[HN Gopher] Kata Containers: Virtual Machines that feel and perf...
___________________________________________________________________
Kata Containers: Virtual Machines that feel and perform like
containers
Author : flanked-evergl
Score : 112 points
Date : 2023-07-17 12:55 UTC (10 hours ago)
(HTM) web link (katacontainers.io)
(TXT) w3m dump (katacontainers.io)
| danjc wrote:
| Serious question - at this point why not just use actual VM's?
| rcoveson wrote:
| That's what this is. "Containers" implemented as actual VMs.
| spicyusername wrote:
| The API for containers is widely used.
| revskill wrote:
| Should i run `docker run helloworld` or use katacontainer VM to
| output Hello world ?
| flanked-evergl wrote:
| If you install kata with https://github.com/kata-
| containers/kata-containers/blob/main...
|
| Then you just use it with:
|
| docker run --runtime io.containerd.kata.v2 --rm -it hello-world
| symlinkk wrote:
| So why would you use this over regular containers? Is this for
| people who think containers are insecure?
| jitl wrote:
| Kata used "Linux kernel Direct Access filesystem (DAX)" to
| directly share access of the host filesystem to the guest kernel.

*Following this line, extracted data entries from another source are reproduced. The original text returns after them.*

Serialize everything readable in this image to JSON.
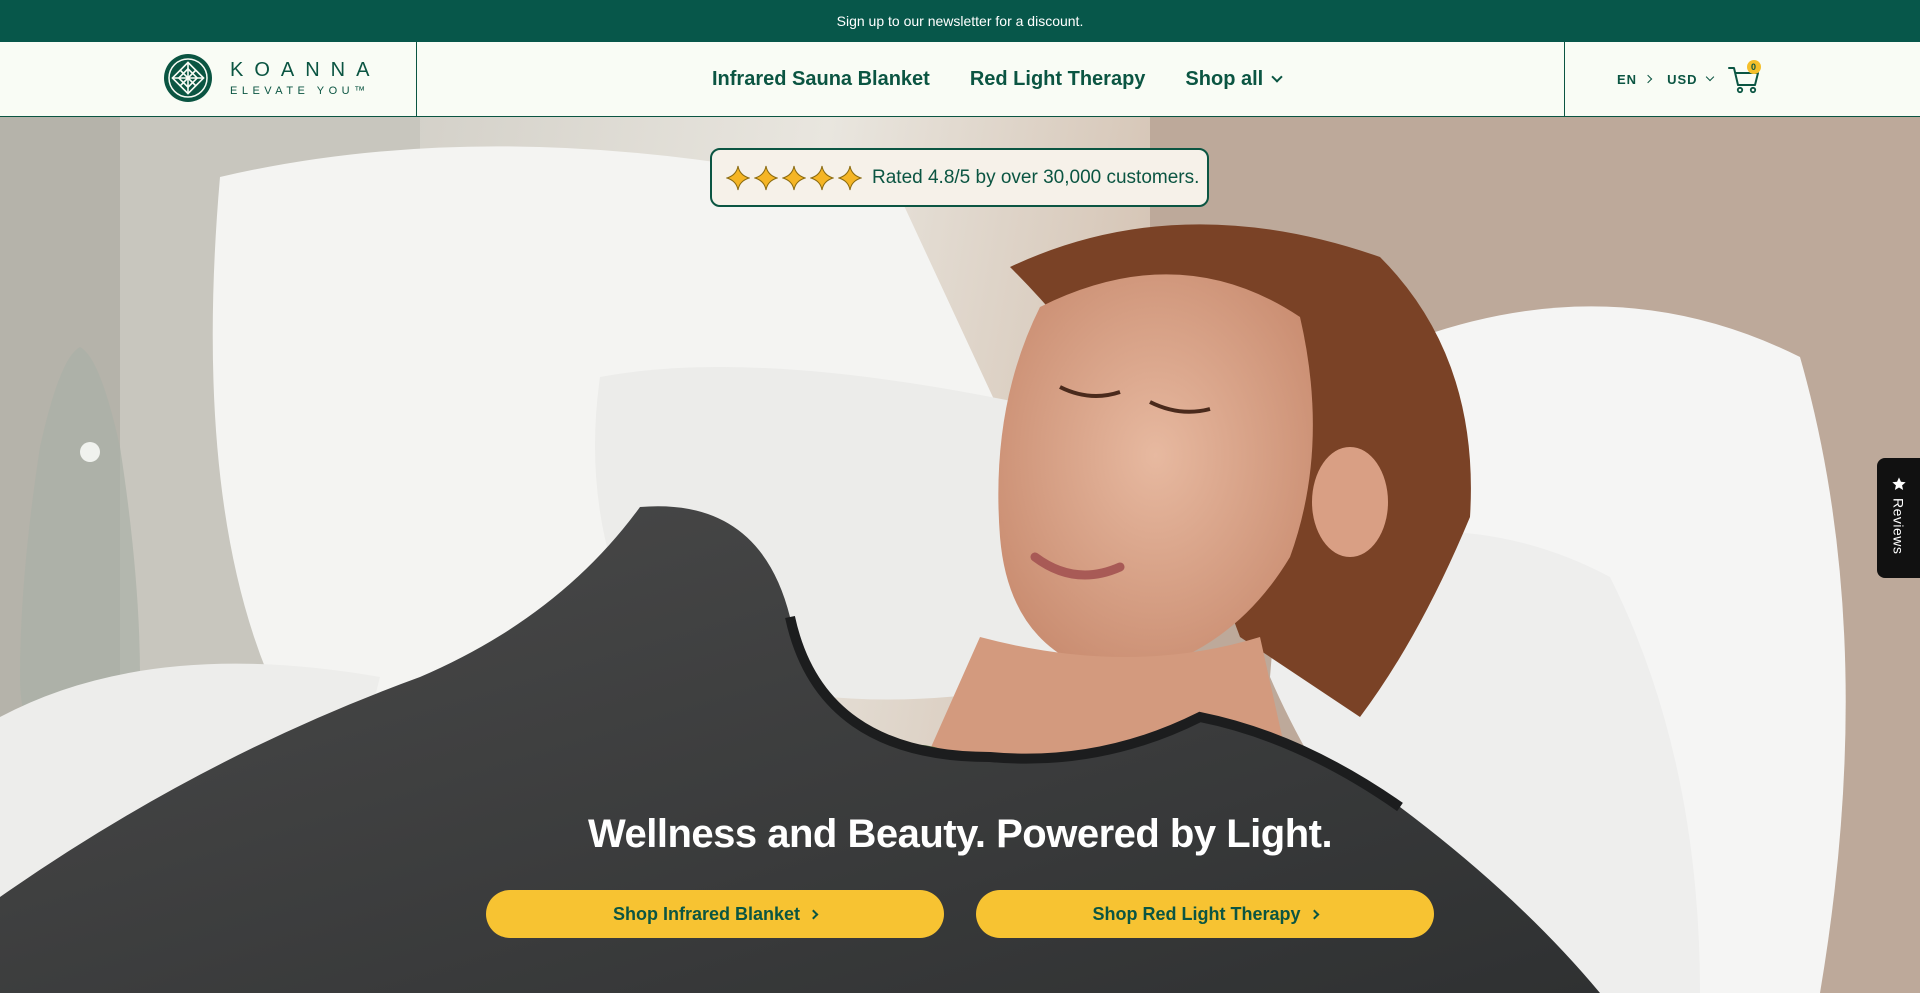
{
  "announcement": {
    "text": "Sign up to our newsletter for a discount."
  },
  "logo": {
    "name": "KOANNA",
    "tagline": "ELEVATE YOU™",
    "icon": "koanna-logo-icon"
  },
  "nav": {
    "items": [
      {
        "label": "Infrared Sauna Blanket"
      },
      {
        "label": "Red Light Therapy"
      },
      {
        "label": "Shop all",
        "has_dropdown": true
      }
    ]
  },
  "utilities": {
    "language": "EN",
    "currency": "USD",
    "cart_count": "0",
    "cart_icon": "cart-icon"
  },
  "rating": {
    "stars": 5,
    "text": "Rated 4.8/5 by over 30,000 customers.",
    "star_color": "#f5b525"
  },
  "hero": {
    "headline": "Wellness and Beauty. Powered by Light.",
    "buttons": [
      {
        "label": "Shop Infrared Blanket"
      },
      {
        "label": "Shop Red Light Therapy"
      }
    ]
  },
  "reviews_tab": {
    "label": "Reviews",
    "icon": "star-icon"
  },
  "colors": {
    "brand_green": "#07574a",
    "text_green": "#0b5542",
    "accent_yellow": "#f7c332",
    "header_bg": "#f9fcf5"
  }
}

| I thought this was pretty interesting, but it sounds like a
| possible spot to start a jailbreak. I'm guessing these kinds of
| optimizations along with using super simple virtualized devices
| is what gives Kata its almost-cgroups-like performance.
|
| > Mapping files using DAX provides a number of benefits over more
| traditional VM file and device mapping mechanisms:
|
| > Mapping as a direct access device allows the guest to directly
| access the host memory pages (such as via Execute In Place
| (XIP)), bypassing the guest kernel's page cache. This zero copy
| provides both time and space optimizations.
|
| > Mapping as a direct access device inside the VM allows pages
| from the host to be demand loaded using page faults, rather than
| having to make requests via a virtualized device (causing
| expensive VM exits/hypercalls), thus providing a speed
| optimization.
|
| > Utilizing mmap(2)'s MAP_SHARED shared memory option on the host
| allows the host to efficiently share pages.
|
| From https://github.com/kata-containers/kata-
| containers/tree/main...
| insanitybit wrote:
| Yeah, it's worth understanding the attack surface of DAX - if
| someone has information I'd be very interested. That said, you
| could mitigate it in other ways depending on your use case.
|
| Having gone through an evaluation of Firecracker's security my
| main conclusion was that sandboxing the processes in the guest
| is the highest 'bang for your buck' way to reduce escapes.
| hinkley wrote:
| Would it be simple enough to stick a union file system over the
| top of the host file system?
| jitl wrote:
| Do you mean inside the guest? I'm sure they do stuff like
| that; they operate the normal sort of cgroups + fs mappings
| inside the guest VM to create inner containers. Eg all the
| containers in a Kubernetes pod run inside the same VM, but
| different containers within the VM.
| rwmj wrote:
| virtiofs supports DAX.
| zackmorris wrote:
| I wish that someone would put up a honeypot website running
| various containers holding a root user, where the only goal is to
| break out of the container.
|
| I suspect that nearly all containerization software is insecure.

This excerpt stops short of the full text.